China’s exports grew at the fastest pace in fifteen months in June, while imports unexpectedly contracted amid weak domestic demand, customs data showed on Friday.
China’s exports accelerate despite rising trade tensions. It totalled $302.35 billion in May, up 7.6 per cent from the same month last year, according to Chinese customs data. Exports showed the fastest growth themes since April 2023, although analysts had predicted a 6 per cent rise in the figure. Imports, on the other hand, disappointed, rising just 1.8 per cent instead of the expected 4 per cent to $219.73 billion.
The surge in Chinese exports was partly due to a lower base: a year ago in May, they fell 7.5 per cent. Exports rose just 1.5 per cent year-on-year in April, while imports rose 8.4 per cent.
In the first five months of 2024, exports are up 2.7 per cent year-on-year, while imports are up 2.9 per cent.
What accounts for growth of exports
The rise in exports comes amid China’s escalating trade relations with the US and Europe. The US is raising tariffs on Chinese-made electric cars, and Europe is not far behind the move either.
But the increased tariffs are unlikely to immediately jeopardise Chinese exports as companies accelerate shipments to get ahead of the duties, says Zichun Huang of Capital Economics. Exports will be supported by a weaker real effective exchange rate, she adds.
The ten ASEAN countries remain the main destinations for Chinese goods. From January to May, exports there rose 9.7 per cent year-on-year to $50.83 billion. Exports to the US rose 0.2 per cent over the same period, while shipments to the EU fell 3.9 per cent.
Steel, automobiles, home appliances and ships were the fastest growing categories of Chinese exports. In the first five months of this year, China exported 569,000 cars, up 26.8 per cent from the same period last year. But China fears that duties in the US and potentially the EU on its electric cars will reduce exports amid weakening demand at home.

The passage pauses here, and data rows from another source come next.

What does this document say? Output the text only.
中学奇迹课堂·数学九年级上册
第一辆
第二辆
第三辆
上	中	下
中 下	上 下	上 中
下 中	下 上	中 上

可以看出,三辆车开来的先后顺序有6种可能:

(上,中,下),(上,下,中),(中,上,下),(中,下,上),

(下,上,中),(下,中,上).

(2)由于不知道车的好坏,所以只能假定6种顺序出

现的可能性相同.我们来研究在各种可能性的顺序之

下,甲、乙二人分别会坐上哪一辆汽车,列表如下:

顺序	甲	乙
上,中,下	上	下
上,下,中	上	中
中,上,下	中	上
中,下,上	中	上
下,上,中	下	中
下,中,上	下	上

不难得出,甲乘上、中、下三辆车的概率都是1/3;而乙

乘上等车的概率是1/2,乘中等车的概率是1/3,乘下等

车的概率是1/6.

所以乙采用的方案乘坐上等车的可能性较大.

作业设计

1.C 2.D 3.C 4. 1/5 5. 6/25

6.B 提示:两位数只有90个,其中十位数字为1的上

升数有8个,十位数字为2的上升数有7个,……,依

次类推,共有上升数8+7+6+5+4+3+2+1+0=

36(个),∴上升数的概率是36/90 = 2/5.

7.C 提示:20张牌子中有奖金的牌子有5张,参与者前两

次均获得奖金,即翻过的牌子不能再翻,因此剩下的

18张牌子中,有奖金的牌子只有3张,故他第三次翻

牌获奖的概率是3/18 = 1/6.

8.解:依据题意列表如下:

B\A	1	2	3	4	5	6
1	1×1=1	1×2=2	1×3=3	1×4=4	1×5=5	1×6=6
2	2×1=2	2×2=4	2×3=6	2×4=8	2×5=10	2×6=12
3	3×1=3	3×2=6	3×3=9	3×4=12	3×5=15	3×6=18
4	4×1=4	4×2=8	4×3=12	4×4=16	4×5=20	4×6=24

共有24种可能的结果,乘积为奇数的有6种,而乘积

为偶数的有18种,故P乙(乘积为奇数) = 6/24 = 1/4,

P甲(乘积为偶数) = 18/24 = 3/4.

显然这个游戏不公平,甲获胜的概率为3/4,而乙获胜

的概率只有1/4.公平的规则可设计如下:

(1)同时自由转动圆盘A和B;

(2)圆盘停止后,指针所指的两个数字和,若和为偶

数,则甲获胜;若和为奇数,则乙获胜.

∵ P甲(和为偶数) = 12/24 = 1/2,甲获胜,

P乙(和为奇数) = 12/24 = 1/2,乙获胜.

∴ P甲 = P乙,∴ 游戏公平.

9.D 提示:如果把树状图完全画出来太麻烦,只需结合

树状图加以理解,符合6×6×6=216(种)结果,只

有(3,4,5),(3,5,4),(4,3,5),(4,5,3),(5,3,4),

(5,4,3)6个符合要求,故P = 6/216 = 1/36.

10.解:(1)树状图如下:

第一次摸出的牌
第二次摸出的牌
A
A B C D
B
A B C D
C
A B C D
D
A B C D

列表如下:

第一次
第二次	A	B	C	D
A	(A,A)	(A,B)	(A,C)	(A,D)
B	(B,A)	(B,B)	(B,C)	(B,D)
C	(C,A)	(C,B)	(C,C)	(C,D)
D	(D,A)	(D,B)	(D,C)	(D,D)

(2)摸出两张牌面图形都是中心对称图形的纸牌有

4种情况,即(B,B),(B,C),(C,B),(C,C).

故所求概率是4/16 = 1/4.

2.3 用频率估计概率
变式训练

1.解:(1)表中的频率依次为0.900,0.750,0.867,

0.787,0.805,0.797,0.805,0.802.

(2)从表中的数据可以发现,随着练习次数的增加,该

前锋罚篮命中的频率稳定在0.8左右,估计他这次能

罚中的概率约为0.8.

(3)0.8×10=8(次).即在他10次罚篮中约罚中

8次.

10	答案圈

If tariffs on China’s strategic exports and cars are aggressive, there is the potential for retaliation and escalation of trade friction, notes Lynn Song of ING Economics noted. “We remain cautious on the outlook for trade for the second half of the year and expect its contribution to economic growth to decline,” she said in her note.
China’s manufacturing activity slowed more sharply in May, according to an official survey released last week. The manufacturing purchasing managers’ index from the China Federation of Logistics and Purchasing fell to 49.5 from 50.4 in April on a scale of up to 100, where 50 signifies the gap between growth and contraction.
China is struggling to recover from the COVID-19 pandemic as it faces weakening demand globally after the US Federal Reserve and other central banks raised interest rates to fight inflation.
The downturn in China’s property sector is putting pressure on economic growth. China has set its economic growth target for this year at around 5%. According to economists, this target will require additional policy support.